Linux 内核当中有 3 种调度策略：
- SCHED_OTHER 分时调度策略；
- SCHED_FIFO 实时调度策略，先到先服务；
- SCHED_RR 实时调度策略，时间片轮转。

如果有相同优先级的实时进程（根据优先级计算的调度权值是一样的）已经准备好，FIFO 时必须等待该进程主动放弃之后才可以运行这个优先级相同的任务。
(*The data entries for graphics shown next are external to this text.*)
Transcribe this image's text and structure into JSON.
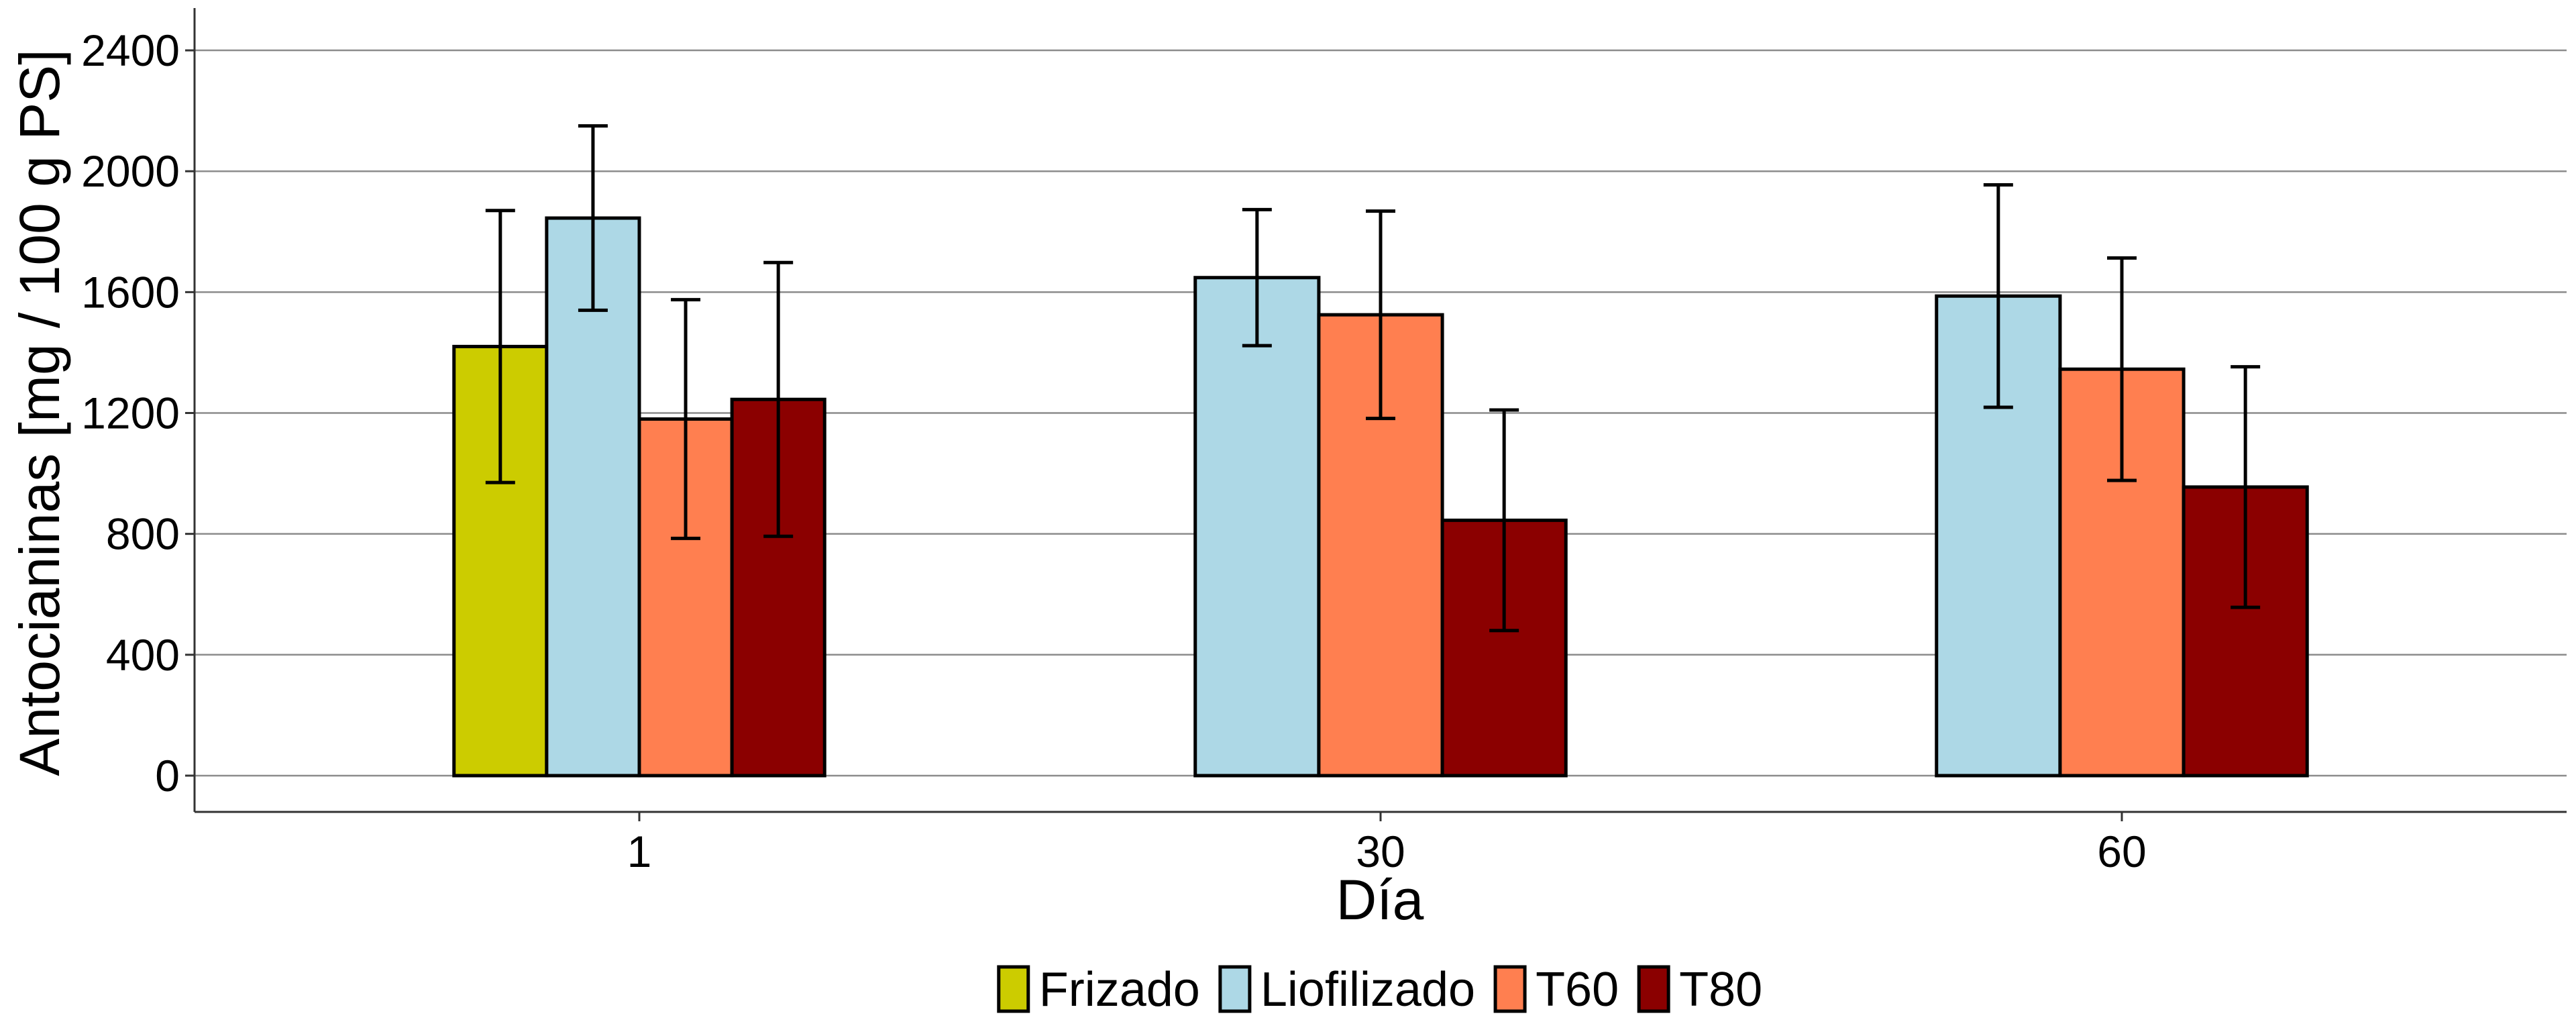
{
  "chart_data": {
    "type": "bar",
    "title": "",
    "xlabel": "Día",
    "ylabel": "Antocianinas [mg / 100 g PS]",
    "categories": [
      "1",
      "30",
      "60"
    ],
    "ylim": [
      -120,
      2540
    ],
    "yticks": [
      0,
      400,
      800,
      1200,
      1600,
      2000,
      2400
    ],
    "grid": "horizontal major lines",
    "legend_position": "bottom",
    "series": [
      {
        "name": "Frizado",
        "color": "#CCCC00",
        "values": [
          1420,
          null,
          null
        ],
        "errors": [
          450,
          null,
          null
        ]
      },
      {
        "name": "Liofilizado",
        "color": "#ADD8E6",
        "values": [
          1845,
          1648,
          1587
        ],
        "errors": [
          305,
          225,
          368
        ]
      },
      {
        "name": "T60",
        "color": "#FF7F50",
        "values": [
          1180,
          1525,
          1345
        ],
        "errors": [
          395,
          343,
          368
        ]
      },
      {
        "name": "T80",
        "color": "#8B0000",
        "values": [
          1245,
          845,
          955
        ],
        "errors": [
          453,
          365,
          398
        ]
      }
    ]
  }
}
而 RR 可以每个任务都执行一段时间。

获取线程设置的最高和最低优先级函数
- int sched_get_priority_max(int policy)获取实时优先级的最大值；
- int sched_get_priority_min(int policy)获取实时优先级的最小值；

SCHED_OTHER它不支持优先级使用，而SCHED_RR/SCHED_FIFO 支持优先级使用，它们分别为 1-99，数值越大优先级越高。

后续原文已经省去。